Why Evolution is True by Jerry Coyne
Reviewed by Stephen Brown
This is a fascinating book – for either a student of evolution or for anyone with only a passing interest in the subject. But there is yet another category – those people who rail against the increase of creationism and have sought to counter superstition with reason but felt – as non-scientists – ill equipped to do so.
As a young child I remember asking my father – though I can’t recall what prompted the question – if animals were still evolving. His answer was “No”. This troubled me. Deep down I knew this to be wrong but not of major significance. As I thought then. I filed it away for decades til the thought resurfaced recently and spurned a whole new raft of enquiry which I have started to explore and this book provides an excellent summary of the evidence for evolution and makes it absolutely clear that evolution is a scientific fact. Some might argue the finer points of the mechanism of evolution but evolution itself is a fact. A fact no serious scientist doubts.
In the Preface to the book Coyne makes his motivation for the book clear giving a brief summary of and commenting on the importance of The Dover Court Case of 2005 because it is illustrative of the wider challenge to evolution and science as a whole by people with a creationist and anti-scientific agenda. The case pitted pro-evolutionist scientists vs creationists who were trying to force the teaching of intelligent design (ID) – a religious belief system packaged as an alternative scientific theory to evolution – into school class rooms. The case was a rout and in his judgement in favour of evolution Judge Jones accused those promoting creationism as a science of
and stating that ID was nothing more than recycled creationism that:
“presents students with a religious alternative masquerading as a scientific theory”
Whilst the case was heavily one-sided Coyne is clear that it was symptomatic of an orchestrated attempt to undermine evolution as a science in favour of a faith based alternative. The battle lines have been drawn and in his book Coyne takes up this challenge with eloquence.
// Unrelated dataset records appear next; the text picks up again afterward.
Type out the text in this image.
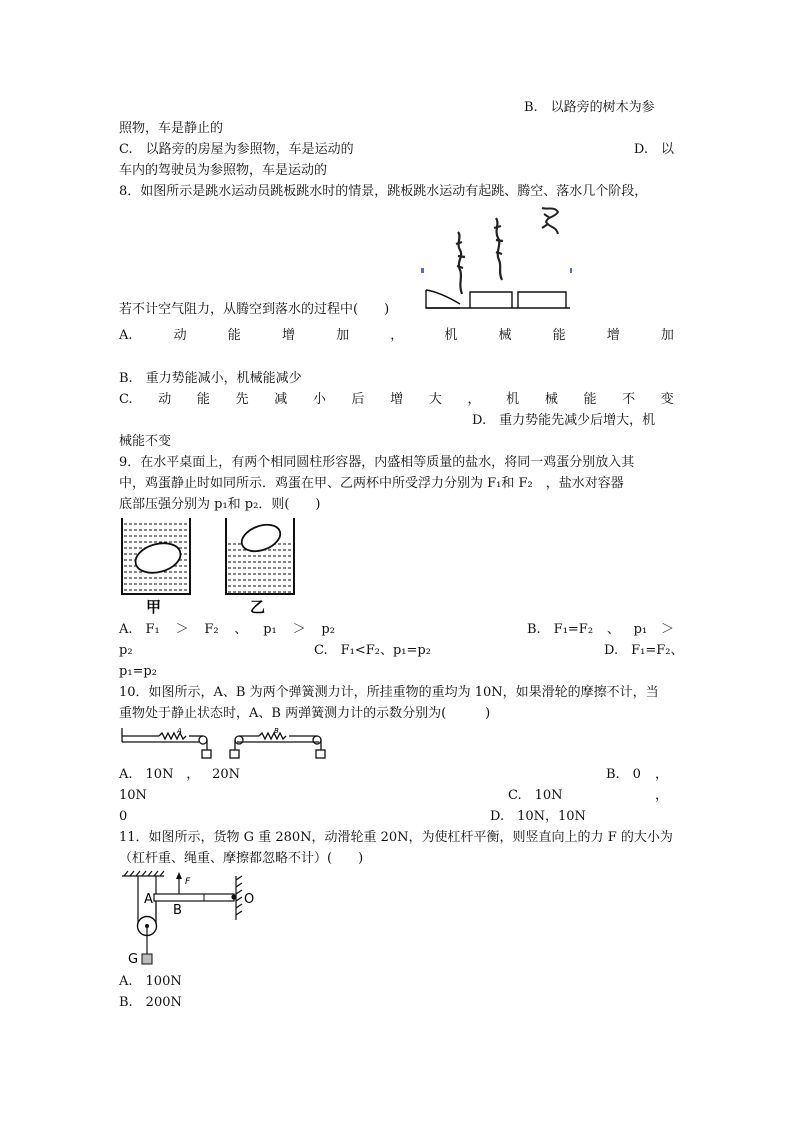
B.　以路旁的树木为参
照物，车是静止的
C.　以路旁的房屋为参照物，车是运动的	D.　以
车内的驾驶员为参照物，车是运动的
8．如图所示是跳水运动员跳板跳水时的情景，跳板跳水运动有起跳、腾空、落水几个阶段，
若不计空气阻力，从腾空到落水的过程中(　　)
A.	动	能	增	加	，	机	械	能	增	加
B.　重力势能减小，机械能减少
C. 动 能 先 减 小 后 增 大 ， 机 械 能 不 变
D.　重力势能先减少后增大，机
械能不变
9．在水平桌面上，有两个相同圆柱形容器，内盛相等质量的盐水，将同一鸡蛋分别放入其
中，鸡蛋静止时如同所示．鸡蛋在甲、乙两杯中所受浮力分别为 F₁和 F₂　，盐水对容器
底部压强分别为 p₁和 p₂．则(　　)
甲	乙
A.　F₁ ＞ F₂ 、 p₁ ＞ p₂	B.　F₁=F₂ 、 p₁ ＞
p₂	C.　F₁<F₂、p₁=p₂	D.　F₁=F₂、
p₁=p₂
10．如图所示，A、B 为两个弹簧测力计，所挂重物的重均为 10N，如果滑轮的摩擦不计，当
重物处于静止状态时，A、B 两弹簧测力计的示数分别为(　　　)
A	B
A.　10N ， 20N	B.　0 ，
10N	C.　10N	，
0	D.　10N，10N
11．如图所示，货物 G 重 280N，动滑轮重 20N，为使杠杆平衡，则竖直向上的力 F 的大小为
（杠杆重、绳重、摩擦都忽略不计）(　　)
F
A
B
O
G
A.　100N
B.　200N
In the Introduction to his book Coyne quotes Michael Shermer and sets the scene for the opening gambit of the book:
“Darwin matters because evolution matters. Evolution matters because science matters. Science matters because it is the preeminent story of our age, an epic saga about who we are, where we came from, and where we are going.”
So the story of evolution has become almost as interesting as the theory of evolution itself. Coyne deftly covers both aspects of the story. He questions ‘why is evolution even a debate’? Why are books written presenting the evidence for it needed? Do we question the existence of atoms? Einstein’s General Theory of Relativity? Of course not. Once again Coyne takes up the challenge and examines the psychology of why people find evolution threatening and provides a reasoned yet simple explanation.
“To many, evolution gnaws at their sense of self. If evolution offers a lesson, it seems to be that we’re not only related to other creatures, but, like them, also the product of blind and impersonal evolutionary forces. If humans are just one of many outcomes of natural selection, maybe we aren’t so special after all. You can understand why this doesn’t sit well with many people who think that we came into being in a different way from other species, as the special goal of a divine intention. Does our existence have any purpose or meaning that distinguishes us from other creatures? Evolution is also thought to erode morality.”
Coyne is absolute – the facts are irrefutable and the theory of evolution matters because it encapsulates the wider war between rationality and superstition. But he is under no illusion as to the depth of superstition that he is confronting:
“For those who oppose Darwinism purely as a matter of faith, no amount of evidence will do—theirs is a belief not based on reason”.
He considers that the war must be won and says bluntly:
“Consider what is at stake – science itself and the benefits it brings to society”.
This book is fascinating. Not just because it sets out the evidence for evolution clearly, logically, succinctly and in an interesting and informative way but also because it is the modern equivalent of the Greek hoplite paean – calling the forces of reason and rationality to battle against those of superstition and dogma.